Buying a box stock one and running it in is a perfectly good answer. My only watchout is make sure you do a good break in (which is hard to do on track). With a sealed bottom end and a very tight cylinder/ring package, proper break in is one of the very few ways you can actually make sure your engine performs well.
There was a video posted here recently comparing the tilly to the lo206 and had a bunch of dirt fellas discussing it. One of the fellows seemed to be a very accomplished racer and builder and have some detailed instructions on his break-in procedure which he also said was pretty critical to ensuring the engine is good.
I believe he had articulated 3-4 steps. Something along the lines of run it at x% for y minutes on the stand. Then change oil. Then run it at 25% on the track for some period of time, again, drain oil. Then whang it.
Its a fair question and I truly dont. We break in 100% of our engines on the dyno per a test plan we found works best for us. My advice would be to not prolong your light load periods and to change the oil often during the first few sessions.

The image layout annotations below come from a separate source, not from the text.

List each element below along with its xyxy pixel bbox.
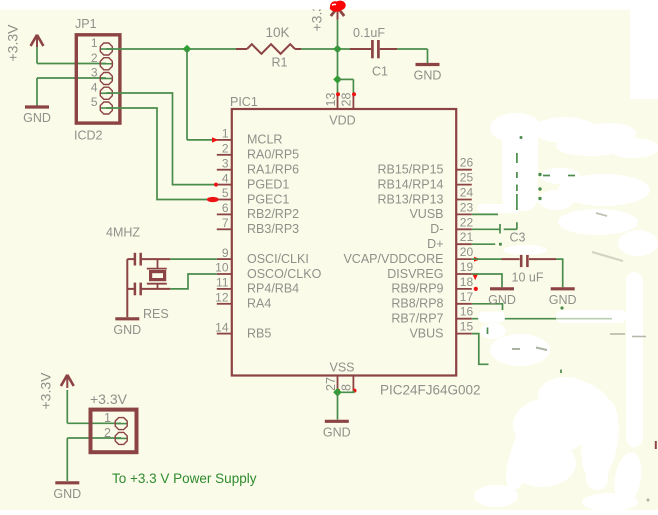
svg-text:7: 7 (222, 216, 229, 230)
svg-text:PGEC1: PGEC1 (247, 192, 289, 206)
svg-text:24: 24 (460, 186, 474, 200)
svg-text:12: 12 (215, 291, 229, 305)
wire pin 17 RB8 (472, 304, 503, 310)
pin 18 RB9/RP9 (391, 275, 473, 296)
svg-text:1: 1 (222, 127, 229, 141)
pin 27 stub (324, 376, 340, 393)
node junction MCLR net (183, 45, 192, 54)
marker pin4 PGED1 red dot (214, 183, 218, 187)
wire JP1 pin5 to PGEC1 (106, 108, 217, 200)
ground GND (resonator) (113, 319, 141, 337)
wire pin8 to pin27 net (338, 390, 354, 392)
marker pin1 MCLR red arrow (212, 137, 219, 142)
wire pin 20 VCAP (472, 258, 502, 260)
pin 22 D- (430, 215, 473, 236)
svg-text:JP1: JP1 (75, 17, 97, 31)
svg-text:15: 15 (460, 320, 474, 334)
svg-text:RA1/RP6: RA1/RP6 (247, 163, 299, 177)
pin 9 OSCI/CLKI (217, 246, 309, 266)
wire JP1 pin 3 to GND (37, 78, 106, 106)
ground GND (VSS) (323, 421, 351, 439)
wire pin 21 D+ (472, 243, 495, 245)
wire R1 to VDD node (301, 48, 350, 50)
wire connector pin1 to +3.3V (67, 422, 121, 424)
marker pin20 red arrow (474, 257, 480, 262)
svg-text:RB8/RP8: RB8/RP8 (391, 297, 443, 311)
power +3.3V supply symbol (top) (309, 0, 345, 49)
wire junction to IC pin 1 MCLR (187, 49, 217, 140)
ground GND (C3) (549, 289, 577, 307)
wire VDD branch to pin 28 (338, 79, 354, 93)
pin 24 RB13/RP13 (377, 186, 473, 207)
svg-text:PIC24FJ64G002: PIC24FJ64G002 (380, 383, 481, 398)
svg-text:RB14/RP14: RB14/RP14 (377, 177, 443, 191)
svg-text:GND: GND (53, 487, 81, 501)
svg-text:DISVREG: DISVREG (387, 267, 443, 281)
svg-text:PIC1: PIC1 (230, 95, 258, 109)
svg-text:8: 8 (340, 384, 354, 391)
connector JP1 (ICD2) (74, 17, 120, 143)
svg-text:GND: GND (23, 111, 51, 125)
label power supply note (112, 471, 257, 486)
svg-text:RB2/RP2: RB2/RP2 (247, 207, 299, 221)
pin 13 stub (324, 92, 340, 108)
svg-text:R1: R1 (272, 56, 288, 70)
marker pin5 PGEC1 red blob (207, 197, 219, 202)
ground GND (DISVREG) (488, 289, 516, 307)
svg-text:GND: GND (549, 293, 577, 307)
connector +3.3V power (90, 391, 137, 452)
capacitor C1 0.1uF (350, 26, 397, 79)
wire resonator to pin 10 OSCO (170, 274, 217, 289)
pin 2 RA0/RP5 (217, 142, 299, 162)
wire pin 22 D- (472, 224, 500, 234)
marker red scribble blob on +3.3V (330, 1, 346, 12)
svg-text:VCAP/VDDCORE: VCAP/VDDCORE (343, 252, 443, 266)
svg-text:RA4: RA4 (247, 297, 271, 311)
svg-text:D-: D- (430, 222, 443, 236)
svg-text:5: 5 (91, 95, 98, 109)
pin 16 RB7/RP7 (391, 305, 473, 326)
ground GND (JP1) (23, 107, 51, 125)
svg-text:3: 3 (91, 66, 98, 80)
svg-text:OSCO/CLKO: OSCO/CLKO (247, 267, 322, 281)
svg-text:GND: GND (414, 69, 442, 83)
wire JP1 pin1 to R1 (MCLR net) (106, 48, 236, 50)
pin 26 RB15/RP15 (377, 156, 473, 177)
svg-text:C1: C1 (372, 65, 388, 79)
power +3.3V supply symbol (bottom left) (38, 372, 74, 423)
pin 3 RA1/RP6 (217, 156, 299, 176)
pin 7 RB3/RP3 (217, 216, 299, 236)
svg-text:VUSB: VUSB (409, 207, 443, 221)
svg-text:2: 2 (104, 426, 111, 440)
svg-text:RB5: RB5 (247, 326, 271, 340)
svg-text:10: 10 (215, 261, 229, 275)
svg-text:GND: GND (323, 425, 351, 439)
op IC PIC1 PIC24FJ64G002 box (230, 95, 481, 398)
svg-text:14: 14 (215, 320, 229, 334)
pin 11 RP4/RB4 (216, 276, 299, 296)
pin 25 RB14/RP14 (377, 171, 473, 192)
wire +3.3V to JP1 pin 2 (37, 63, 106, 65)
pin 4 PGED1 (217, 171, 290, 191)
node junction VSS (333, 388, 342, 397)
wire pin 19 DISVREG to GND (472, 274, 502, 287)
svg-text:VDD: VDD (329, 114, 355, 128)
svg-text:5: 5 (222, 186, 229, 200)
svg-text:C3: C3 (510, 231, 526, 245)
wire pin 23 VUSB (472, 213, 498, 215)
svg-text:RB9/RP9: RB9/RP9 (391, 282, 443, 296)
svg-text:6: 6 (222, 201, 229, 215)
wire connector pin2 to GND (67, 438, 121, 481)
svg-text:OSCI/CLKI: OSCI/CLKI (247, 252, 309, 266)
wire JP1 pin4 to PGED1 (106, 93, 217, 185)
svg-text:10 uF: 10 uF (512, 271, 544, 285)
wire fragments in erased area (330, 1, 656, 502)
svg-text:+3.3V: +3.3V (90, 391, 128, 407)
svg-text:25: 25 (460, 171, 474, 185)
svg-text:D+: D+ (427, 237, 443, 251)
svg-text:17: 17 (460, 290, 474, 304)
pin 12 RA4 (215, 291, 271, 311)
svg-text:RB13/RP13: RB13/RP13 (377, 192, 443, 206)
wire VDD to pin 13 (337, 49, 339, 94)
svg-text:4: 4 (222, 171, 229, 185)
wire C1 to GND (397, 49, 428, 63)
capacitor C3 10 uF (502, 231, 557, 285)
ground GND (power connector) (53, 483, 81, 501)
wire pin 15 VBUS (472, 334, 489, 365)
svg-text:20: 20 (460, 245, 474, 259)
pin 20 VCAP/VDDCORE (343, 245, 473, 266)
marker pin18 red dot (474, 287, 478, 291)
power +3.3V supply symbol (left) (5, 24, 44, 64)
svg-text:27: 27 (324, 377, 338, 391)
svg-text:RES: RES (143, 307, 169, 321)
pin 19 DISVREG (387, 260, 473, 281)
svg-text:16: 16 (460, 305, 474, 319)
svg-text:GND: GND (488, 293, 516, 307)
svg-text:28: 28 (340, 93, 354, 107)
pin 28 stub (340, 92, 356, 108)
node junction VDD branch (333, 75, 342, 84)
svg-text:RP4/RB4: RP4/RB4 (247, 282, 299, 296)
svg-text:VSS: VSS (329, 361, 354, 375)
svg-text:1: 1 (104, 411, 111, 425)
svg-text:1: 1 (91, 36, 98, 50)
svg-text:RB7/RP7: RB7/RP7 (391, 312, 443, 326)
ground GND (C1) (414, 65, 442, 83)
svg-text:26: 26 (460, 156, 474, 170)
wire C3 to GND (556, 259, 563, 287)
node junction VDD net top (333, 45, 342, 54)
svg-text:MCLR: MCLR (247, 133, 282, 147)
svg-text:11: 11 (216, 276, 229, 290)
svg-text:10K: 10K (266, 25, 290, 40)
svg-text:RB3/RP3: RB3/RP3 (247, 222, 299, 236)
svg-text:VBUS: VBUS (409, 326, 443, 340)
svg-text:19: 19 (460, 260, 474, 274)
pin 17 RB8/RP8 (391, 290, 473, 311)
resistor R1 10K (236, 25, 301, 70)
wire VSS to GND (337, 390, 339, 419)
svg-text:RB15/RP15: RB15/RP15 (377, 163, 443, 177)
svg-text:4MHZ: 4MHZ (106, 226, 140, 240)
svg-text:18: 18 (460, 275, 474, 289)
pin 8 stub (340, 376, 357, 393)
svg-text:21: 21 (460, 230, 474, 244)
wire pin 16 RB7 (472, 318, 584, 320)
svg-text:13: 13 (324, 93, 338, 107)
pin 6 RB2/RP2 (217, 201, 299, 221)
svg-text:9: 9 (222, 246, 229, 260)
pin 23 VUSB (409, 200, 473, 221)
pin 15 VBUS (409, 320, 473, 341)
svg-text:2: 2 (91, 51, 98, 65)
pin 10 OSCO/CLKO (215, 261, 321, 281)
pin 21 D+ (427, 230, 473, 251)
pin 5 PGEC1 (217, 186, 290, 206)
svg-text:To +3.3 V Power Supply: To +3.3 V Power Supply (112, 471, 257, 486)
svg-text:PGED1: PGED1 (247, 177, 289, 191)
svg-text:RA0/RP5: RA0/RP5 (247, 148, 299, 162)
pin 14 RB5 (215, 320, 271, 340)
wire resonator to pin 9 OSCI (170, 258, 217, 260)
svg-text:ICD2: ICD2 (74, 129, 103, 143)
svg-text:2: 2 (222, 142, 229, 156)
svg-text:+3.3V: +3.3V (5, 24, 21, 62)
svg-text:GND: GND (113, 323, 141, 337)
pin 1 MCLR (217, 127, 283, 147)
crystal resonator RES 4MHZ (106, 226, 170, 321)
svg-text:0.1uF: 0.1uF (353, 26, 385, 40)
svg-text:+3.3V: +3.3V (38, 372, 54, 410)
svg-text:22: 22 (460, 215, 474, 229)
svg-text:4: 4 (91, 80, 98, 94)
svg-text:3: 3 (222, 156, 229, 170)
marker pin19 red arrow (473, 275, 478, 281)
svg-text:23: 23 (460, 200, 474, 214)
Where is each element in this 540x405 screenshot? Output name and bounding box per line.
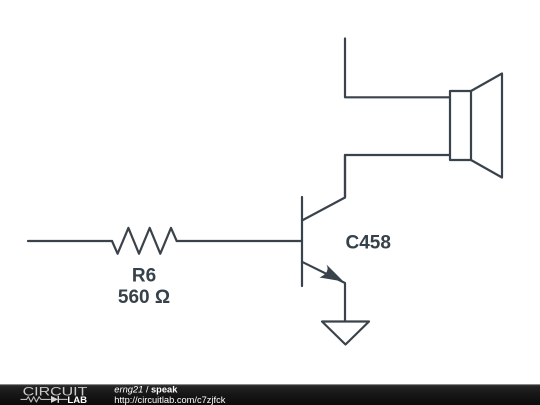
wire collector to speaker: [345, 155, 450, 198]
wire base left: [28, 240, 112, 242]
wire base right: [177, 240, 302, 242]
transistor Q1 C458: [302, 155, 345, 322]
resistor R6: [112, 228, 177, 254]
wire top stub to speaker: [345, 39, 450, 98]
footer text: [114, 385, 225, 405]
CircuitLab logo: [21, 385, 89, 405]
svg-text:erng21 / speak: erng21 / speak: [114, 385, 178, 395]
svg-text:C458: C458: [346, 232, 391, 253]
footer bar: [0, 384, 540, 405]
ground: [322, 322, 369, 345]
svg-text:http://circuitlab.com/c7zjfck: http://circuitlab.com/c7zjfck: [114, 395, 225, 405]
svg-text:R6: R6: [132, 266, 156, 287]
svg-text:560 Ω: 560 Ω: [118, 287, 170, 308]
svg-text:LAB: LAB: [67, 395, 87, 405]
speaker SPK1: [450, 74, 502, 178]
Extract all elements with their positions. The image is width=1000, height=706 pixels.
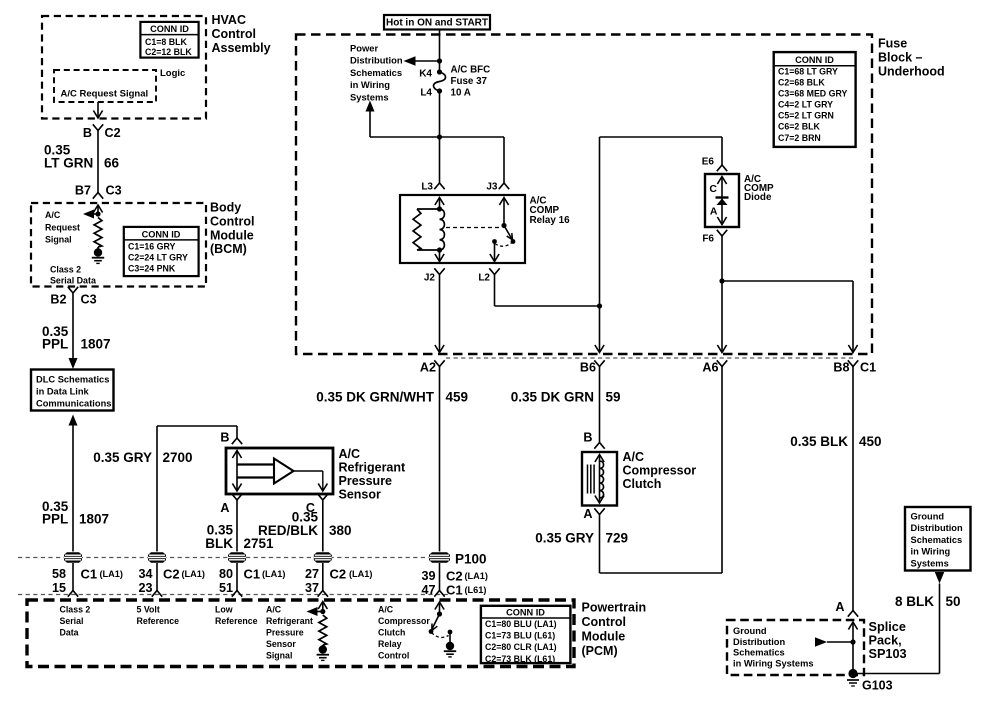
svg-text:0.35 DK GRN/WHT: 0.35 DK GRN/WHT [316, 390, 435, 405]
svg-text:459: 459 [446, 390, 469, 405]
relay switch input arrow [499, 198, 508, 206]
svg-text:450: 450 [859, 434, 882, 449]
svg-text:B: B [583, 431, 592, 445]
svg-text:B6: B6 [580, 360, 596, 374]
svg-text:50: 50 [946, 594, 961, 609]
svg-text:A2: A2 [420, 360, 436, 374]
svg-text:A/C Request Signal: A/C Request Signal [61, 88, 149, 99]
svg-text:15: 15 [52, 581, 66, 595]
splice input arrow [848, 622, 857, 630]
wire A/C request signal to HVAC edge [97, 102, 99, 117]
connector table CONN ID (Fuse Block) [774, 52, 856, 147]
svg-text:C2=73 BLK (L61): C2=73 BLK (L61) [485, 654, 555, 664]
svg-text:(LA1): (LA1) [349, 569, 372, 579]
wire branch to in-wiring-systems arrow [370, 136, 440, 138]
svg-text:Systems: Systems [911, 559, 949, 569]
svg-text:C3=68 MED GRY: C3=68 MED GRY [778, 89, 847, 99]
junction dot PCM sensor signal [320, 609, 325, 614]
inline connector (pin 58) [64, 552, 82, 562]
wire pin80 to PCM [236, 563, 238, 591]
svg-text:C1=73 BLU (L61): C1=73 BLU (L61) [485, 631, 555, 641]
svg-text:8 BLK: 8 BLK [895, 594, 934, 609]
svg-text:C2=24 LT GRY: C2=24 LT GRY [128, 252, 188, 262]
svg-text:Clutch: Clutch [378, 628, 405, 638]
relay coil top bar [417, 208, 440, 210]
wire hot feed into fuse block [439, 30, 441, 62]
svg-text:PPL: PPL [42, 512, 68, 527]
svg-text:CONN ID: CONN ID [142, 229, 181, 239]
wire 0.35 GRY 2700 [156, 426, 158, 552]
svg-text:A: A [710, 206, 718, 218]
module box Powertrain Control Module (PCM) [27, 600, 574, 667]
svg-text:C4=2 LT GRY: C4=2 LT GRY [778, 100, 833, 110]
relay switch output arrow [494, 242, 496, 262]
svg-text:CONN ID: CONN ID [506, 607, 545, 617]
svg-text:C3: C3 [81, 293, 97, 307]
pin E6 at diode entry [717, 165, 727, 171]
svg-text:Communications: Communications [36, 399, 111, 409]
svg-text:C1: C1 [860, 360, 876, 374]
svg-text:C1=8 BLK: C1=8 BLK [145, 37, 187, 47]
wire diode return to B8 [722, 280, 853, 282]
svg-text:0.35 DK GRN: 0.35 DK GRN [511, 390, 594, 405]
svg-text:59: 59 [606, 390, 621, 405]
svg-text:J3: J3 [486, 181, 498, 192]
svg-text:C1: C1 [81, 567, 98, 582]
connector table CONN ID (HVAC) [140, 22, 198, 58]
svg-text:(LA1): (LA1) [182, 569, 205, 579]
svg-text:in Data Link: in Data Link [36, 387, 90, 397]
svg-text:1807: 1807 [79, 512, 109, 527]
svg-text:Relay: Relay [378, 639, 402, 649]
sensor internal rail [232, 451, 241, 459]
svg-text:B: B [83, 126, 92, 140]
wire L2 jog to B6 net [494, 275, 496, 307]
fine connector line under fuse block [446, 357, 853, 359]
PCM switch output dot [448, 630, 453, 635]
svg-text:C1=68 LT GRY: C1=68 LT GRY [778, 67, 838, 77]
fine connector line P100 upper [18, 557, 440, 559]
svg-text:RED/BLK: RED/BLK [258, 523, 318, 538]
svg-text:Module: Module [210, 228, 254, 242]
svg-text:58: 58 [52, 567, 66, 581]
PCM switch contact dot [429, 629, 434, 634]
svg-text:J2: J2 [424, 272, 436, 283]
svg-text:Reference: Reference [137, 616, 180, 626]
svg-text:Pressure: Pressure [339, 474, 393, 488]
wire 0.35 BLK 2751 [236, 500, 238, 552]
svg-text:LT GRN: LT GRN [44, 156, 93, 171]
svg-text:Low: Low [215, 605, 233, 615]
wire pin58 to PCM [72, 563, 74, 591]
wire 0.35 PPL 1807 (DLC to PCM) [69, 415, 78, 426]
svg-text:A: A [220, 501, 229, 515]
arrow to power distribution schematics [414, 60, 440, 62]
svg-text:B7: B7 [75, 183, 91, 197]
junction dot diode return node [719, 278, 724, 283]
svg-text:Distribution: Distribution [350, 55, 403, 66]
svg-text:Diode: Diode [744, 192, 772, 203]
pin F6 at diode exit [717, 230, 727, 236]
svg-text:C5=2 LT GRN: C5=2 LT GRN [778, 111, 834, 121]
svg-text:SP103: SP103 [869, 647, 907, 661]
svg-text:A: A [835, 600, 844, 614]
svg-text:Powertrain: Powertrain [582, 601, 647, 615]
wire diode return to A6 [721, 281, 723, 352]
pin A at clutch exit [594, 508, 604, 514]
svg-text:E6: E6 [702, 157, 715, 168]
relay winding resistor [413, 209, 421, 250]
svg-text:C2=12 BLK: C2=12 BLK [145, 47, 192, 57]
connector table CONN ID (PCM) [481, 606, 571, 663]
svg-text:Block –: Block – [878, 51, 923, 65]
wire pin34 to PCM [156, 563, 158, 591]
sensor output wire [294, 470, 323, 472]
svg-text:51: 51 [219, 581, 233, 595]
relay coil input arrow [435, 198, 444, 206]
svg-text:80: 80 [219, 567, 233, 581]
svg-text:Refrigerant: Refrigerant [266, 616, 313, 626]
svg-text:Pressure: Pressure [266, 628, 304, 638]
svg-text:0.35 BLK: 0.35 BLK [790, 434, 848, 449]
svg-text:G103: G103 [862, 679, 893, 693]
svg-text:in Wiring Systems: in Wiring Systems [733, 658, 814, 668]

More updates. I bought an out-of-box engine, all accessories(chain, sprocket, motor mount etc), and a set of wheel and tire from the AMP kart shop. Quite a bit more expensive than I anticipated ($2400). Still need a kart stand and I can start putting everything together. Thanks for the video on break in. The mechanic at the kart shop told me he runs 10min on idle, cooldown, 2min on idle, 8min elevated rev idle, then stop and oil change. Then 70% max throttle on track, then full out on track, then another oil change to regular oil. I’ve seen some other instructions online also, seems everyone do it a bit differently. Do I need to check valve clearance etc after break in ?
Also bought some gloves and a kart suit. Will need to buy neck support, rib protector, and maybe some knee’eelbow pads. For the rib protector my local vendor has OMP and stilo, but not bengio, probably need to buy online.
Still need to figure out transport, planning to buy a small utility trailer. WIll probably tow it behind my girlfriend’s SUV. One potential problem is space. I have a 22’ two car garage and I intend to park 2 cars in it regularly. I can fit the kart in front of a car, but not sure where to put the trailer. I’ve seen some foldable trailer that can be stored upright. Any idea on this?
Final thing, data acquicision. I see many people use Mychron. I already have an Aim Solo, Apex Pro, and I have some hardware/analysis software I made myself. I’m more inclined to use what I have for now and build a custom system myself. What do kart data acquicision typically have? I’m guessing rpm, steering angle, brake pressure, lateral/longitudinal acceleration, then a 20Hz GPS. Maybe add a synced video?
Most data analysis for karting boils down to GPS speed, RPM, engine temp, and lat/long Gs. Brake pressure sensors and steering angle sensors aren’t that useful for the cost, and you can see all that stuff with accel/decel Gs and a speed trace anyway.
But don’t over-think the data too much at this point.
Sure, it could totally do that. Or you could look at the tire wear and see if it shows understeer.
The data can do all kinds of awesome stuff, but my main point is that there are other ways to get that data for free without buying sensors and plugging into a laptop. I can tell you if your kart is understeering 10 seconds after you get off track just by looking at the tire wear, whereas if you were to identify it with data only, you’d have to push back to the pits, download the data, make sure your overlays line up, and then study your traces before you come to a conclusion.
You can also visually just see oversteer by watching the driver’s hands from the grid.